For six years, I confused that with care.

I met Justin when I was twenty-two and newly hired at a small nonprofit that ran after-school programs for kids who needed safe places to go after the final bell.

My salary barely covered rent, student loans, and groceries, but I loved the work.

I loved the loud rooms, the broken crayons, the homework battles, the way a shy child would eventually hand you a drawing like it was a secret.

Justin worked in corporate sales and seemed to move through the world with a certainty I did not have.

He was handsome in a polished way, the kind of man who checked his reflection in dark windows and somehow made it look casual.

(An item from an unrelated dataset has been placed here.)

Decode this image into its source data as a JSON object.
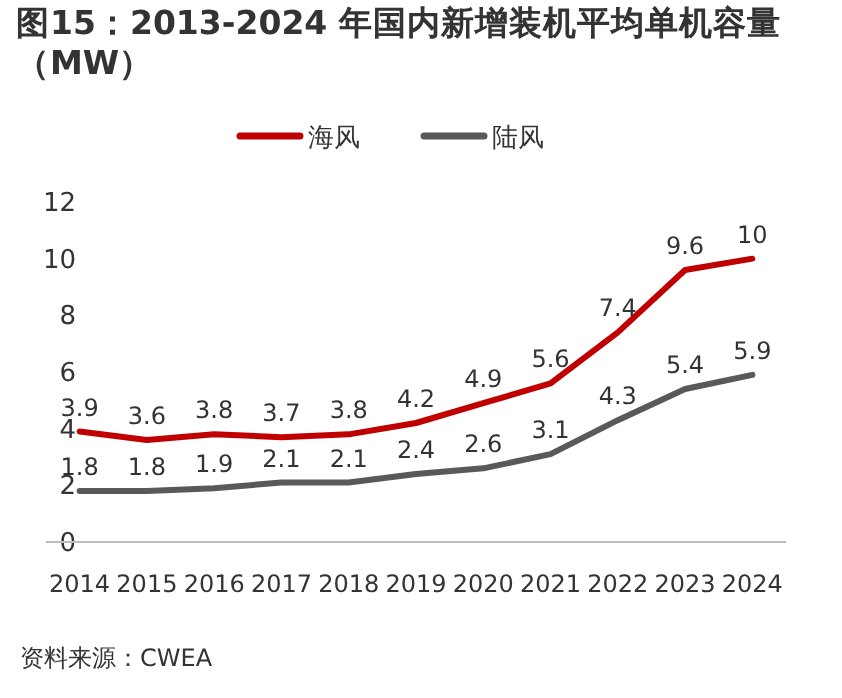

On our third date, we stood outside a rooftop bar downtown with city lights behind us, and he looked at me like I was a billboard he had bought space on.

“You’re unreal,” he said.

I laughed because I thought he was being sweet.

“Seriously,” he said. “You look like you should be in ads.”

At twenty-two, attention felt close enough to affection that I did not question the difference.

I weighed 120 pounds then, though I wish I did not remember the number.

Justin remembered it too.

He treated it like part of my identity.

If I wore jeans he liked, he photographed me.

If I ordered a salad, he praised me.

If I wore something loose because I was tired, he would say, “No, wear the black one. You look better in that.”